Well there are two schools of thought on this. Some of us snap the lid down from the get go and some do not or just cover with a towel until the SG gets to about 1.010 both work it is just what you want. There is lots of dicussion on here about this subject..


----------



## Minnesotamaker (Jan 5, 2011)

I like the towel method. Easy access and free breathing. I go to airlock when I transfer to the carboy.


----------



## abefroman (Jan 5, 2011)

You probably want to leave the lid on loose, or use the towel, for this I'm using the towel, for wine, I leave the lid on loose.


----------



## skramer (Jan 6, 2011)

Well pitch my slurry last night. Snapped the lid on tight. Had a little bubbles this morning. But now I loosened the lid.. Hope she takes off.


----------



## Arne (Jan 6, 2011)

Keep it warm and keep it stirred up. It likes oxygen.
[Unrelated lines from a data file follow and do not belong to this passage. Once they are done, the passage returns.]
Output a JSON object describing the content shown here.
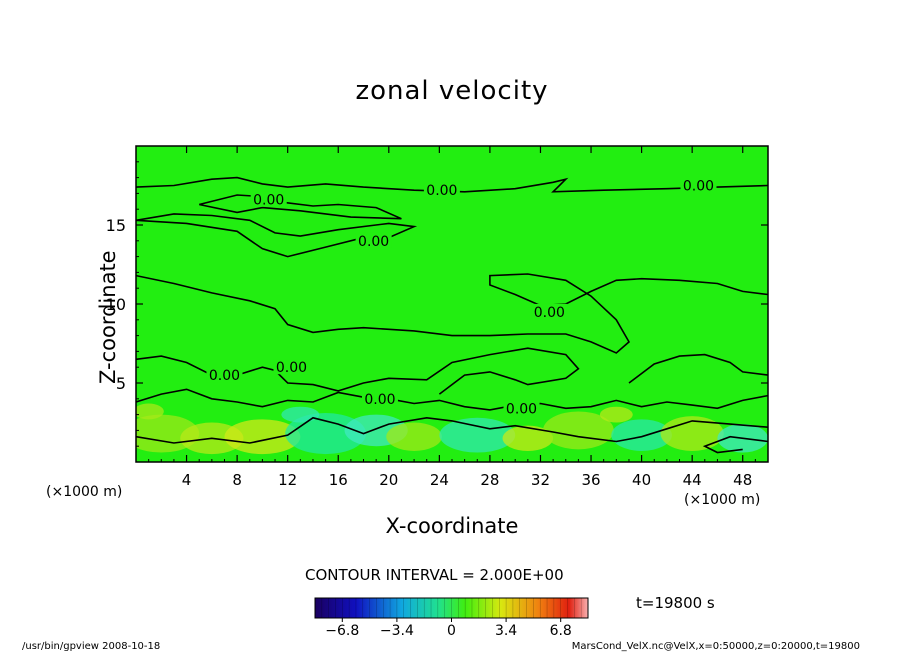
{
  "chart_data": {
    "type": "heatmap",
    "title": "zonal velocity",
    "xlabel": "X-coordinate",
    "ylabel": "Z-coordinate",
    "x_unit": "(×1000 m)",
    "y_unit": "(×1000 m)",
    "xlim": [
      0,
      50
    ],
    "ylim": [
      0,
      20
    ],
    "x_ticks": [
      4,
      8,
      12,
      16,
      20,
      24,
      28,
      32,
      36,
      40,
      44,
      48
    ],
    "y_ticks": [
      5,
      10,
      15
    ],
    "contour_interval_text": "CONTOUR INTERVAL = 2.000E+00",
    "contour_labels": [
      "0.00",
      "0.00",
      "0.00",
      "0.00",
      "0.00",
      "0.00",
      "0.00",
      "0.00",
      "0.00"
    ],
    "colorbar": {
      "ticks": [
        -6.8,
        -3.4,
        0,
        3.4,
        6.8
      ],
      "tick_labels": [
        "−6.8",
        "−3.4",
        "0",
        "3.4",
        "6.8"
      ],
      "range": [
        -8.5,
        8.5
      ]
    },
    "field_value_estimate": "near 0 throughout, small positive/negative patches below z=5",
    "time_label": "t=19800 s",
    "grid": false,
    "colors": {
      "field": "#22ee11",
      "colorbar_low": "#1a0060",
      "colorbar_mid": "#33ee00",
      "colorbar_high": "#e02010"
    }
  },
  "footer": {
    "left": "/usr/bin/gpview   2008-10-18",
    "right": "MarsCond_VelX.nc@VelX,x=0:50000,z=0:20000,t=19800"
  }
}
Arne.


----------



## skramer (Jan 7, 2011)

Well she's going strong.. I'm happy!!


----------



## abefroman (Jan 7, 2011)

skramer said:


> Well she's going strong.. I'm happy!!



Cool!

Hoping mine takes off, I only had very few bubbles if I look very closely, this was after 24 hours, I just whipped some more O2 in.


----------



## skramer (Jan 7, 2011)

abefroman said:


> Cool!
> 
> Hoping mine takes off, I only had very few bubbles if I look very closely, this was after 24 hours, I just whipped some more O2 in.



Going to check the SG and Whip it after work.. First time since it got going. Lid is on loose.


----------



## skramer (Jan 10, 2011)

1.020 sg.. added the rest of the juice, energizer, nutrience. It's fermenting like crazy.. I look and listen to it all the time..


----------